Cosa sarà
Bruni mette in scena un dramma lacerante appellandosi però a un linguaggio dolce e a un umorismo commovente
L’obiettivo cui sembra mirare l’ultimo film di Francesco Bruni, presentato in chiusura alla Festa del Cinema di Roma, è essenzialmente questo: mettere in scena un dramma lacerante appellandosi però a un linguaggio dolce, a un umorismo commovente, che non vuole gridare o graffiare, ma piuttosto cullare malinconicamente lo spettatore con un racconto intimo e doloroso, in cui si mischiano ricordi, paure e speranze.
Il protagonista è Bruno Salvati (un eccellente Kim Rossi Stuart), regista deluso e arrabbiato, marito forse respinto, padre più amato che stimato, che si scopre improvvisamente malato: forse la “fragilità” è il suo destino, ma forse il destino ha messo sul suo cammino, al di là dell’oscurità fitta e opprimente della malattia, qualcosa di bello e inaspettato.
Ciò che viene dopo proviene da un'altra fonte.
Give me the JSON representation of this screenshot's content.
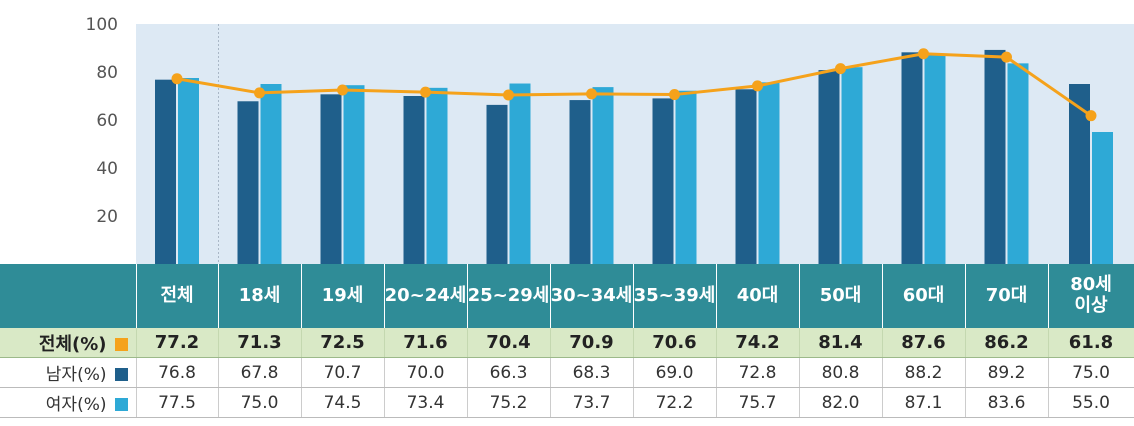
{
  "chart_data": {
    "type": "bar",
    "categories": [
      "전체",
      "18세",
      "19세",
      "20~24세",
      "25~29세",
      "30~34세",
      "35~39세",
      "40대",
      "50대",
      "60대",
      "70대",
      "80세\n이상"
    ],
    "series": [
      {
        "name": "전체(%)",
        "kind": "line",
        "color": "#f5a21b",
        "values": [
          77.2,
          71.3,
          72.5,
          71.6,
          70.4,
          70.9,
          70.6,
          74.2,
          81.4,
          87.6,
          86.2,
          61.8
        ],
        "display": [
          "77.2",
          "71.3",
          "72.5",
          "71.6",
          "70.4",
          "70.9",
          "70.6",
          "74.2",
          "81.4",
          "87.6",
          "86.2",
          "61.8"
        ]
      },
      {
        "name": "남자(%)",
        "kind": "bar",
        "color": "#1f5f8b",
        "values": [
          76.8,
          67.8,
          70.7,
          70.0,
          66.3,
          68.3,
          69.0,
          72.8,
          80.8,
          88.2,
          89.2,
          75.0
        ],
        "display": [
          "76.8",
          "67.8",
          "70.7",
          "70.0",
          "66.3",
          "68.3",
          "69.0",
          "72.8",
          "80.8",
          "88.2",
          "89.2",
          "75.0"
        ]
      },
      {
        "name": "여자(%)",
        "kind": "bar",
        "color": "#2ea9d6",
        "values": [
          77.5,
          75.0,
          74.5,
          73.4,
          75.2,
          73.7,
          72.2,
          75.7,
          82.0,
          87.1,
          83.6,
          55.0
        ],
        "display": [
          "77.5",
          "75.0",
          "74.5",
          "73.4",
          "75.2",
          "73.7",
          "72.2",
          "75.7",
          "82.0",
          "87.1",
          "83.6",
          "55.0"
        ]
      }
    ],
    "yticks": [
      "100",
      "80",
      "60",
      "40",
      "20"
    ],
    "ylim": [
      0,
      100
    ],
    "grid": false,
    "title": "",
    "xlabel": "",
    "ylabel": ""
  },
  "colors": {
    "plot_bg": "#dde9f4",
    "header_bg": "#2f8c97",
    "total_row_bg": "#d9e9c6"
  }
}
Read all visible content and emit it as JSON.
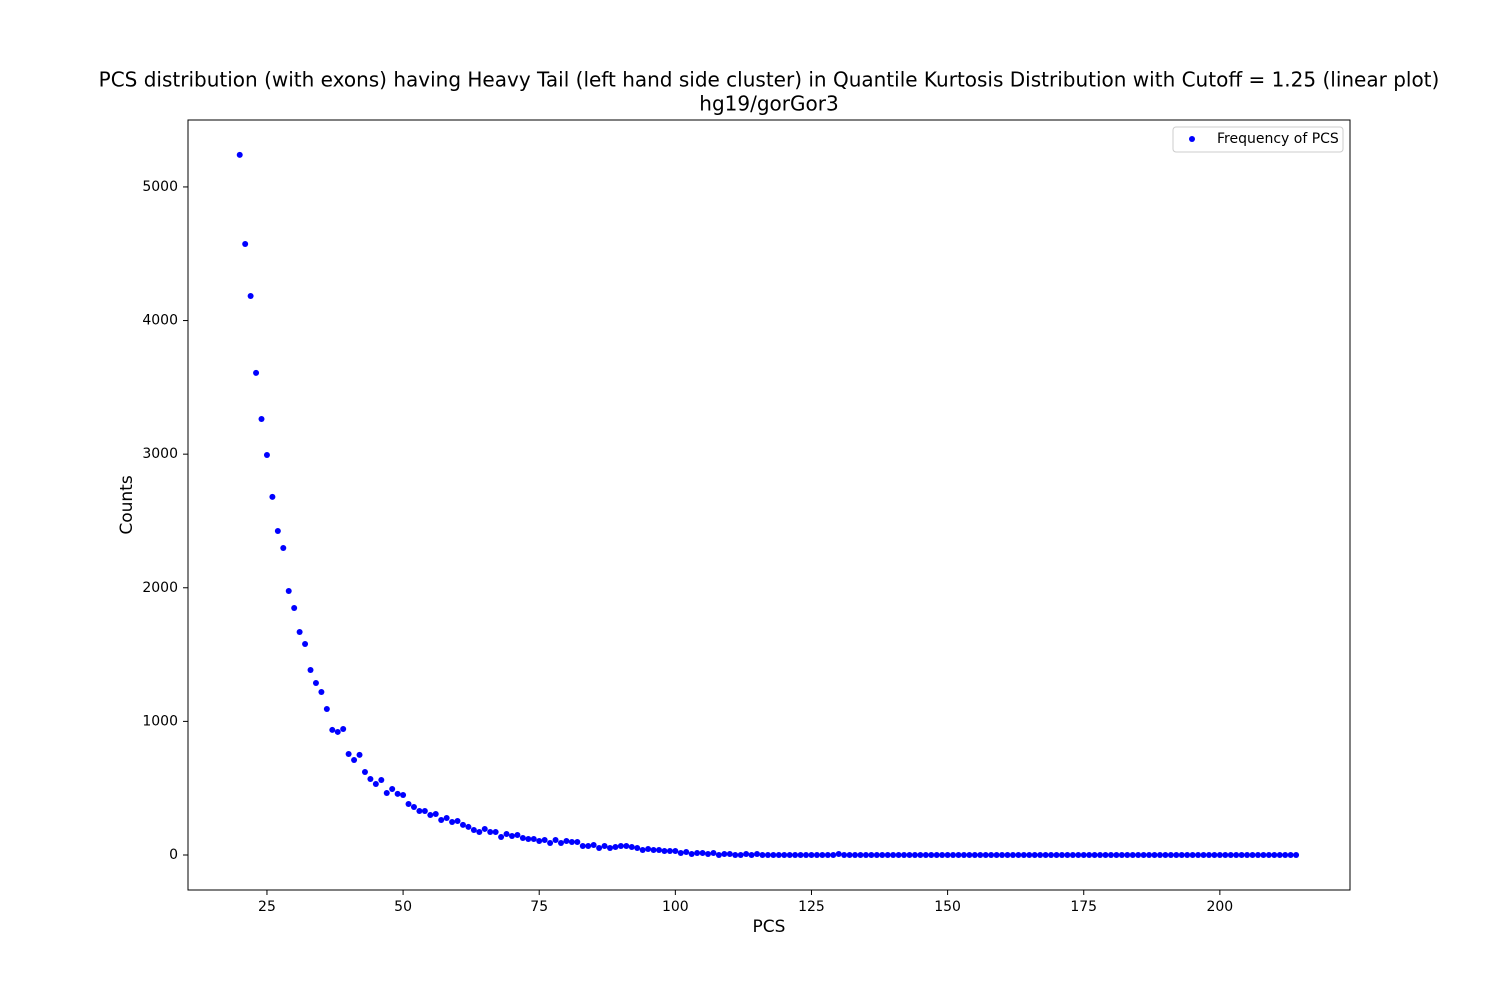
{
  "chart_data": {
    "type": "scatter",
    "title": "PCS distribution (with exons) having Heavy Tail (left hand side cluster) in Quantile Kurtosis Distribution with Cutoff = 1.25 (linear plot)",
    "subtitle": "hg19/gorGor3",
    "x_label": "PCS",
    "y_label": "Counts",
    "legend": "upper right",
    "series": [
      {
        "name": "Frequency of PCS",
        "color": "#0000ff",
        "x": [
          20,
          21,
          22,
          23,
          24,
          25,
          26,
          27,
          28,
          29,
          30,
          31,
          32,
          33,
          34,
          35,
          36,
          37,
          38,
          39,
          40,
          41,
          42,
          43,
          44,
          45,
          46,
          47,
          48,
          49,
          50,
          51,
          52,
          53,
          54,
          55,
          56,
          57,
          58,
          59,
          60,
          61,
          62,
          63,
          64,
          65,
          66,
          67,
          68,
          69,
          70,
          71,
          72,
          73,
          74,
          75,
          76,
          77,
          78,
          79,
          80,
          81,
          82,
          83,
          84,
          85,
          86,
          87,
          88,
          89,
          90,
          91,
          92,
          93,
          94,
          95,
          96,
          97,
          98,
          99,
          100,
          101,
          102,
          103,
          104,
          105,
          106,
          107,
          108,
          109,
          110,
          111,
          112,
          113,
          114,
          115,
          116,
          117,
          118,
          119,
          120,
          121,
          122,
          123,
          124,
          125,
          126,
          127,
          128,
          129,
          130,
          131,
          132,
          133,
          134,
          135,
          136,
          137,
          138,
          139,
          140,
          141,
          142,
          143,
          144,
          145,
          146,
          147,
          148,
          149,
          150,
          151,
          152,
          153,
          154,
          155,
          156,
          157,
          158,
          159,
          160,
          161,
          162,
          163,
          164,
          165,
          166,
          167,
          168,
          169,
          170,
          171,
          172,
          173,
          174,
          175,
          176,
          177,
          178,
          179,
          180,
          181,
          182,
          183,
          184,
          185,
          186,
          187,
          188,
          189,
          190,
          191,
          192,
          193,
          194,
          195,
          196,
          197,
          198,
          199,
          200,
          201,
          202,
          203,
          204,
          205,
          206,
          207,
          208,
          209,
          210,
          211,
          212,
          213,
          214
        ],
        "values": [
          5240,
          4573,
          4184,
          3608,
          3263,
          2994,
          2680,
          2425,
          2298,
          1976,
          1849,
          1669,
          1579,
          1385,
          1287,
          1220,
          1093,
          936,
          921,
          943,
          756,
          711,
          749,
          621,
          569,
          531,
          561,
          464,
          494,
          457,
          449,
          382,
          359,
          329,
          329,
          299,
          307,
          262,
          277,
          247,
          254,
          225,
          210,
          187,
          172,
          195,
          172,
          172,
          135,
          157,
          142,
          150,
          127,
          120,
          120,
          105,
          112,
          90,
          112,
          90,
          105,
          97,
          97,
          67,
          67,
          75,
          52,
          67,
          52,
          60,
          67,
          67,
          60,
          52,
          37,
          45,
          37,
          37,
          30,
          30,
          30,
          15,
          22,
          7,
          15,
          15,
          7,
          15,
          0,
          7,
          7,
          0,
          0,
          7,
          0,
          7,
          0,
          0,
          0,
          0,
          0,
          0,
          0,
          0,
          0,
          0,
          0,
          0,
          0,
          0,
          7,
          0,
          0,
          0,
          0,
          0,
          0,
          0,
          0,
          0,
          0,
          0,
          0,
          0,
          0,
          0,
          0,
          0,
          0,
          0,
          0,
          0,
          0,
          0,
          0,
          0,
          0,
          0,
          0,
          0,
          0,
          0,
          0,
          0,
          0,
          0,
          0,
          0,
          0,
          0,
          0,
          0,
          0,
          0,
          0,
          0,
          0,
          0,
          0,
          0,
          0,
          0,
          0,
          0,
          0,
          0,
          0,
          0,
          0,
          0,
          0,
          0,
          0,
          0,
          0,
          0,
          0,
          0,
          0,
          0,
          0,
          0,
          0,
          0,
          0,
          0,
          0,
          0,
          0,
          0,
          0,
          0,
          0,
          0,
          0
        ]
      }
    ],
    "xlim": [
      10.5,
      223.9
    ],
    "ylim": [
      -262,
      5501
    ],
    "xticks": [
      25,
      50,
      75,
      100,
      125,
      150,
      175,
      200
    ],
    "yticks": [
      0,
      1000,
      2000,
      3000,
      4000,
      5000
    ]
  }
}
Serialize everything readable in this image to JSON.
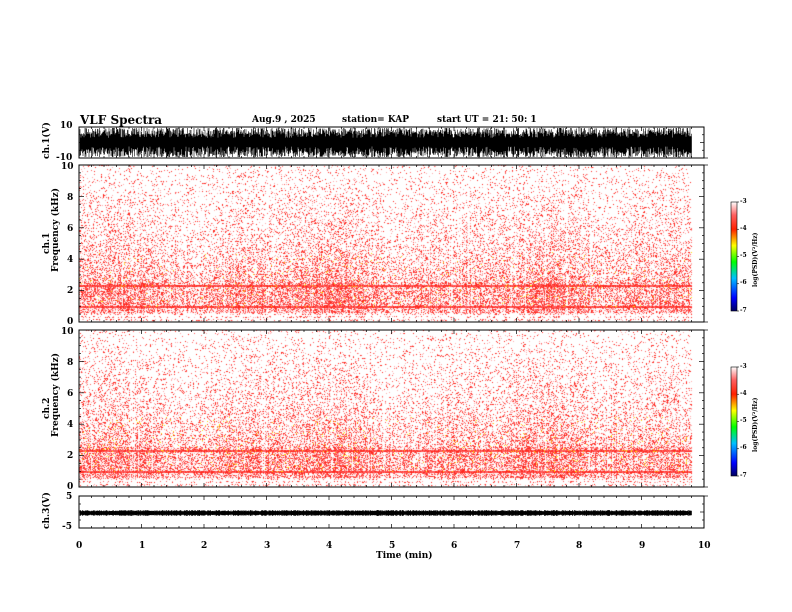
{
  "header": {
    "title": "VLF Spectra",
    "date": "Aug.9 , 2025",
    "station": "station= KAP",
    "start": "start UT = 21: 50: 1"
  },
  "chart_data": [
    {
      "type": "line",
      "name": "ch1-waveform",
      "ylabel": "ch.1(V)",
      "ylim": [
        -10,
        10
      ],
      "yticks": [
        "10",
        "-10"
      ],
      "xlim": [
        0,
        10
      ]
    },
    {
      "type": "heatmap",
      "name": "ch1-spectrogram",
      "ylabel": "Frequency (kHz)",
      "channel_label": "ch.1",
      "ylim": [
        0,
        10
      ],
      "yticks": [
        "0",
        "2",
        "4",
        "6",
        "8",
        "10"
      ],
      "xlim": [
        0,
        10
      ],
      "colorbar": {
        "label": "log(PSD)(V²/Hz)",
        "ticks": [
          "-3",
          "-4",
          "-5",
          "-6",
          "-7"
        ],
        "range": [
          -7,
          -3
        ]
      }
    },
    {
      "type": "heatmap",
      "name": "ch2-spectrogram",
      "ylabel": "Frequency (kHz)",
      "channel_label": "ch.2",
      "ylim": [
        0,
        10
      ],
      "yticks": [
        "0",
        "2",
        "4",
        "6",
        "8",
        "10"
      ],
      "xlim": [
        0,
        10
      ],
      "colorbar": {
        "label": "log(PSD)(V²/Hz)",
        "ticks": [
          "-3",
          "-4",
          "-5",
          "-6",
          "-7"
        ],
        "range": [
          -7,
          -3
        ]
      }
    },
    {
      "type": "line",
      "name": "ch3-waveform",
      "ylabel": "ch.3(V)",
      "ylim": [
        -5,
        5
      ],
      "yticks": [
        "5",
        "-5"
      ],
      "xlim": [
        0,
        10
      ],
      "xlabel": "Time (min)",
      "xticks": [
        "0",
        "1",
        "2",
        "3",
        "4",
        "5",
        "6",
        "7",
        "8",
        "9",
        "10"
      ]
    }
  ],
  "colors": {
    "low": "#ffffff",
    "mid": "#ff2020",
    "high": "#ffff00",
    "ink": "#000000"
  }
}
Si percepiscono qui gli echi di certi film dal sapore agrodolce che Bruni ha sceneggiato per Virzì – Tutta la vita davanti, Tutti i santi giorni - più che la continuità con l’approccio scanzonato, ma mai semplicemente epidermico, dei precedenti Tutto quello che vuoi e Scialla!. Come in quest’ultimo film, come in Noi 4, come in tanti altri film del Bruni sceneggiatore, la famiglia è il fulcro attorno a cui ruota il discorso. La riflessione sulla malattia, che pure è raccontata senza sconti, con i suoi abissi di terrore e angosciosa solitudine, nonostante la pesantezza che porta intrinsecamente con sé, si fa spesso da parte per lasciare spazio agli affetti, alle tensioni sentimentali, al bisogno (ora dei genitori, ora dei figli) di reclamare amore e attenzione, di sciogliere i nodi dell’incomprensione, di rompere la crosta di ghiaccio della distanza, ora soffrendo e ora sperando, ostinatamente, nella riconciliazione, sforzandosi di credere in un futuro possibile proprio quando la vita, beffardamente, ci pone di fronte incertezze e interrogativi.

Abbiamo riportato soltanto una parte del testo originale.